2. The amended constitution does not impair the obligation of the contract between the corporation and its debtor made under the first constitution.
A Constitution of Missouri adopted in 1865, under a provision relating to the debts due by corporations having stockholders, thus enacted:
"In all cases, each stockholder shall be individually liable
over and above the stock by him or her owned, and any amount unpaid thereon in a further sum at least equal in amount to such stock."
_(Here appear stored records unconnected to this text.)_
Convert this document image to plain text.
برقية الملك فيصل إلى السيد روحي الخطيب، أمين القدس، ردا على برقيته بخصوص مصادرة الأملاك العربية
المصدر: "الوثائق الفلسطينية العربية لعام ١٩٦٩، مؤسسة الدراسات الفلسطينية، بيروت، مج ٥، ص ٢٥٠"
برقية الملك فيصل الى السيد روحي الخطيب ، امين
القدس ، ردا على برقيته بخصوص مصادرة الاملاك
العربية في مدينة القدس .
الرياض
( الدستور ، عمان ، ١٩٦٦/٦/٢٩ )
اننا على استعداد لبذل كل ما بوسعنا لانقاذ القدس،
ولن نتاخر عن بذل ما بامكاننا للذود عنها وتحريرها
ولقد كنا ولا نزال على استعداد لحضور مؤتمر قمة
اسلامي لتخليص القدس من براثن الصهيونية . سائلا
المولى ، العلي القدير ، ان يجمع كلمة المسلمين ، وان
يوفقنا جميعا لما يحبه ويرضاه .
This clause of the Constitution of 1865, commonly called "the double liability clause," being in force (with a statute also prescribing a method of giving effect to it), the Alexandria & Nebraska City Railroad Company -- a Missouri company, with a paid-up capital of $2,000,000 -- in May, 1869, became indebted to one Ochiltree. That company soon afterwards incorporated itself, as railroad companies are allowed in Missouri to do, with another railroad company -- the Iowa Southern -- this last having a paid-up capital of $1,500,000, the two companies forming a third one under a new name, and this new one being, by the terms of consolidation, bound to pay the debts of the old ones. The capital of the new company was to consist of $13,000,000, of which the conjoint $3,500,000 of the two old companies made the part paid in, and there remained, of course, $9,500,000 of stock in the new company to be yet subscribed for.
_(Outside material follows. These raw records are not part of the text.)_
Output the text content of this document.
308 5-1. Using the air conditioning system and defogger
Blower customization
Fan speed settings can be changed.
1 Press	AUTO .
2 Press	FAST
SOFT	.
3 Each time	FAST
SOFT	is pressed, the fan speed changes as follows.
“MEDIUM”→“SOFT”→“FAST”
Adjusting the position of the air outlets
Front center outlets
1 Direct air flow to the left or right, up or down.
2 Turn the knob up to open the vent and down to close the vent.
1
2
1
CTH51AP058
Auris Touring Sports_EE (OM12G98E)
In this condition of things, the state of Missouri, A.D. 1870, amended its constitution. By the amended constitution, "the double liability clause was abrogated," and the following exactly opposite provision substituted:
"Dues from private corporations shall be secured by such means as may be prescribed by law, but in no case shall any stockholder be individually liable in any amount over or above the amount of stock owned by him or her."
This new provision being in force, a railroad company wholly independent of the others, to-wit, the Iowa Railroad Contracting Company, subscribed and paid for eight thousand nine hundred and sixty shares, of the value of $100 -- in other words, subscribed and paid for stock to the amount of $896,000.
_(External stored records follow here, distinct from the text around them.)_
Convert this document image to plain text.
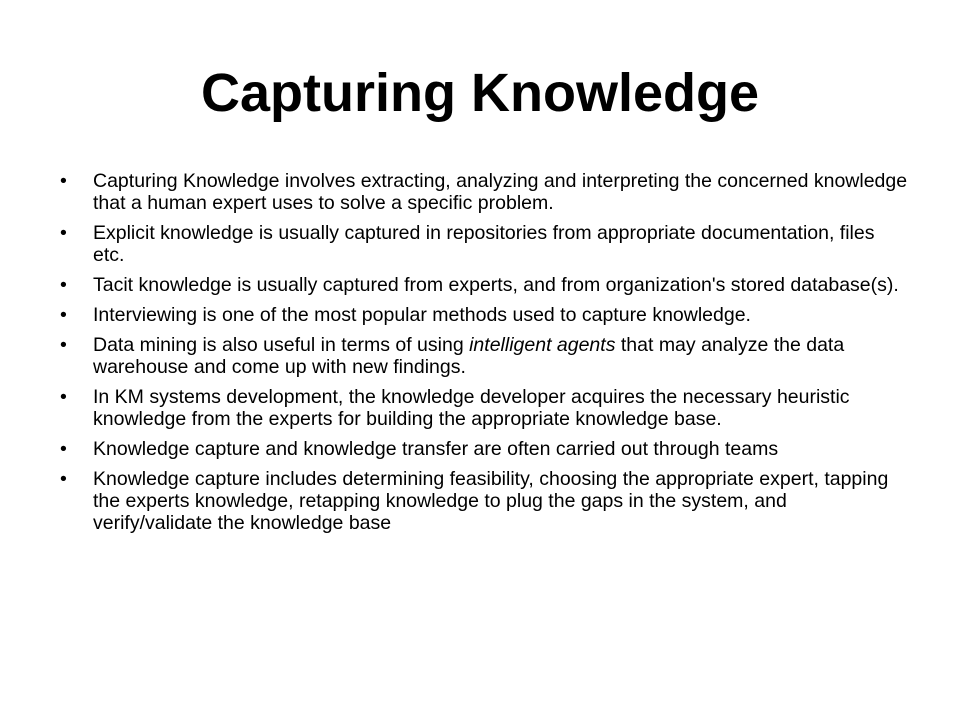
Capturing Knowledge
• Capturing Knowledge involves extracting, analyzing and interpreting the concerned knowledge that a human expert uses to solve a specific problem.
• Explicit knowledge is usually captured in repositories from appropriate documentation, files etc.
• Tacit knowledge is usually captured from experts, and from organization's stored database(s).
• Interviewing is one of the most popular methods used to capture knowledge.
• Data mining is also useful in terms of using intelligent agents that may analyze the data warehouse and come up with new findings.
• In KM systems development, the knowledge developer acquires the necessary heuristic knowledge from the experts for building the appropriate knowledge base.
• Knowledge capture and knowledge transfer are often carried out through teams
• Knowledge capture includes determining feasibility, choosing the appropriate expert, tapping the experts knowledge, retapping knowledge to plug the gaps in the system, and verify/validate the knowledge base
In this state of things, Ochiltree's debt not being paid, on execution issued, by anyone of the companies, he sued the Iowa Railroad Contracting Company in one of the state
courts of Missouri, as a stockholder in the new company, his suit being founded on the double liability clause of the Constitution of 1865, and his assumption being that though the Iowa Railroad Contracting Company had subscribed for its stock after the adoption of the Constitution of 1870, yet as his debt accrued before its adoption and while the Constitution of 1865 was in force, he could proceed personally against all stockholders, and that "the single liability" provision in the Constitution of 1870 was null and void as to his rights in the case because, in depriving him of his remedy against stockholders under the law in force when his debts were contracted and the consolidated company became liable therefor, the said provision impaired the obligation of the company's contract with him within the meaning of the Constitution of the United States.
The court in which he brought his suit was not of this opinion, and gave judgment against him, and this judgment being affirmed by the Supreme Court of Missouri, he brought the case here.